Re: LIST-LENGTH & circular lists Sergei Egorov (19 Feb 1999 20:23 UTC)
The type-name prefix convention and LIST-... Olin Shivers (20 Feb 1999 00:22 UTC)

The type-name prefix convention and LIST-... Olin Shivers 20 Feb 1999 00:25 UTC

   From: "Sergei Egorov" <xxxxxx@informaxinc.com>
   Date: Fri, 19 Feb 1999 15:22:43 -0500

   Does this proposal imply that (LENGTH "abc") and (LENGTH '#(a b c)) return
   0? If it does, it will conflict with probably more 'natural' attempts to
   generalize LENGTH to accept other kinds of sequences. Calling it
   LIST-LENGTH does not affect existing programs and does not introduce any
   potential conflicts.

You can't fix this issue by simply changing the name LENGTH to LIST-LENGTH,
because it is pervasive throughout list-lib. You would have to change the
names of all these procedures:
   first second third fourth fifth sixth seventh eighth ninth tenth
   take drop take! drop! last (times 2, most likely, if we split these l/r)
   zip unzip2 unzip3 unzip4 unzip5
   append! reverse-append reverse-append!
   unfold unfold/tail foldl foldr reducel reducer
   append-map append-map! map! filter-map map-in-order
   filter  partition  remove
   filter! partition! remove!
   find any every
   del  delq  delv  delete
   del! delq! delv! delete!
   mem ass
   delq-duplicates  delv-duplicates  delete-duplicates  del-duplicates
   delq-duplicates! delv-duplicates! delete-duplicates! del-duplicates!
   reverse!
   append reverse
   member memq memv assoc assq assv
   map for-each

Any future generalisation of these functions to some sort of "sequence generic"
functions or OO messages will have to postulate an alternate module binding
these names to the generic functions/messages. I'd suggest that such a spec
would come in two parts: a spec for the new library, and a spec giving an
alternate set of bindings for the list-lib procs.

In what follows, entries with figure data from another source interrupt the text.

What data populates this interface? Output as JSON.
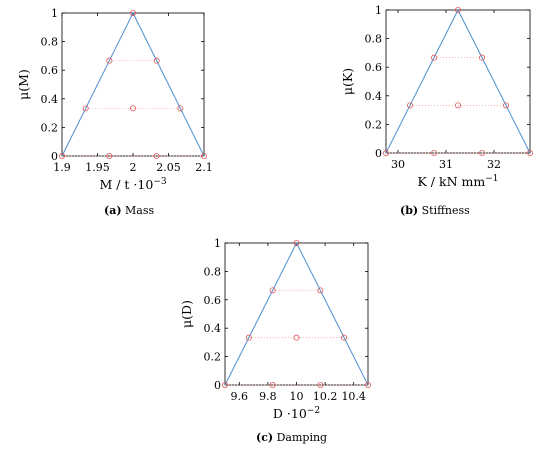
{
  "colors": {
    "membership_line": "#4d8fd1",
    "alpha_cut_points": "#e05a5a",
    "alpha_cut_dotted": "#f0a0a0",
    "axes": "#000000"
  },
  "chart_data": [
    {
      "type": "line",
      "caption_prefix": "(a)",
      "caption": "Mass",
      "xlabel": "M / t ·10",
      "xlabel_exp": "−3",
      "ylabel": "μ(M)",
      "xlim": [
        1.9,
        2.1
      ],
      "ylim": [
        0,
        1
      ],
      "xticks": [
        1.9,
        1.95,
        2,
        2.05,
        2.1
      ],
      "xtick_labels": [
        "1.9",
        "1.95",
        "2",
        "2.05",
        "2.1"
      ],
      "yticks": [
        0,
        0.2,
        0.4,
        0.6,
        0.8,
        1
      ],
      "ytick_labels": [
        "0",
        "0.2",
        "0.4",
        "0.6",
        "0.8",
        "1"
      ],
      "grid": false,
      "membership_function": {
        "x": [
          1.9,
          2.0,
          2.1
        ],
        "y": [
          0,
          1,
          0
        ]
      },
      "alpha_cuts": [
        {
          "mu": 0,
          "x": [
            1.9,
            1.9667,
            2.0333,
            2.1
          ]
        },
        {
          "mu": 0.3333,
          "x": [
            1.9333,
            2.0,
            2.0667
          ]
        },
        {
          "mu": 0.6667,
          "x": [
            1.9667,
            2.0333
          ]
        },
        {
          "mu": 1,
          "x": [
            2.0
          ]
        }
      ]
    },
    {
      "type": "line",
      "caption_prefix": "(b)",
      "caption": "Stiffness",
      "xlabel": "K / kN mm",
      "xlabel_exp": "−1",
      "ylabel": "μ(K)",
      "xlim": [
        29.75,
        32.75
      ],
      "ylim": [
        0,
        1
      ],
      "xticks": [
        30,
        31,
        32
      ],
      "xtick_labels": [
        "30",
        "31",
        "32"
      ],
      "yticks": [
        0,
        0.2,
        0.4,
        0.6,
        0.8,
        1
      ],
      "ytick_labels": [
        "0",
        "0.2",
        "0.4",
        "0.6",
        "0.8",
        "1"
      ],
      "grid": false,
      "membership_function": {
        "x": [
          29.75,
          31.25,
          32.75
        ],
        "y": [
          0,
          1,
          0
        ]
      },
      "alpha_cuts": [
        {
          "mu": 0,
          "x": [
            29.75,
            30.75,
            31.75,
            32.75
          ]
        },
        {
          "mu": 0.3333,
          "x": [
            30.25,
            31.25,
            32.25
          ]
        },
        {
          "mu": 0.6667,
          "x": [
            30.75,
            31.75
          ]
        },
        {
          "mu": 1,
          "x": [
            31.25
          ]
        }
      ]
    },
    {
      "type": "line",
      "caption_prefix": "(c)",
      "caption": "Damping",
      "xlabel": "D  ·10",
      "xlabel_exp": "−2",
      "ylabel": "μ(D)",
      "xlim": [
        9.5,
        10.5
      ],
      "ylim": [
        0,
        1
      ],
      "xticks": [
        9.6,
        9.8,
        10,
        10.2,
        10.4
      ],
      "xtick_labels": [
        "9.6",
        "9.8",
        "10",
        "10.2",
        "10.4"
      ],
      "yticks": [
        0,
        0.2,
        0.4,
        0.6,
        0.8,
        1
      ],
      "ytick_labels": [
        "0",
        "0.2",
        "0.4",
        "0.6",
        "0.8",
        "1"
      ],
      "grid": false,
      "membership_function": {
        "x": [
          9.5,
          10.0,
          10.5
        ],
        "y": [
          0,
          1,
          0
        ]
      },
      "alpha_cuts": [
        {
          "mu": 0,
          "x": [
            9.5,
            9.8333,
            10.1667,
            10.5
          ]
        },
        {
          "mu": 0.3333,
          "x": [
            9.6667,
            10.0,
            10.3333
          ]
        },
        {
          "mu": 0.6667,
          "x": [
            9.8333,
            10.1667
          ]
        },
        {
          "mu": 1,
          "x": [
            10.0
          ]
        }
      ]
    }
  ]
}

But this is really outside the bounds of this SRFI. I'm not willing to
pervasively tack "LIST-" onto the front of all these names; it would lard
up the names too much and would also break with current code practice in
what seems to me to be gratuitous fashion.

   Even with LIST-LENGTH, I still think that the proposed terminology shift
   is not justified in general LISP/Scheme context. The fact that
   (LIST-LENGTH 5) returns 0 makes you expect (LIST? 5) to return #t
   etc. What was wrong with IMPROPER-LIST?

Yes, this is a good point. If you have the notion that everything is a list,
then any procedure named LIST? that isn't (LAMBDA (X) #t) is probably going
to cause some confusion. This is exactly why my "Everything is a list"
msg proposed these three predicates, which *aren't* misleading in this
context:
    circular-list? x -> boolean
    proper-list? x -> boolean
    dotted-list? x -> boolean

IMPROPER-LIST? is a perfectly fine thing. It's either of these:
    (conjunction circular-list? dotted-list?)
    (negate proper-list?)
Given that PROPER-LIST? exists, is it important to define IMPROPER-LIST?

Just to reiterate, I am now proposing to punt LIST? for exactly this reason,
in favor of PROPER-LIST?, CIRCULAR-LIST?, DOTTED-LIST?.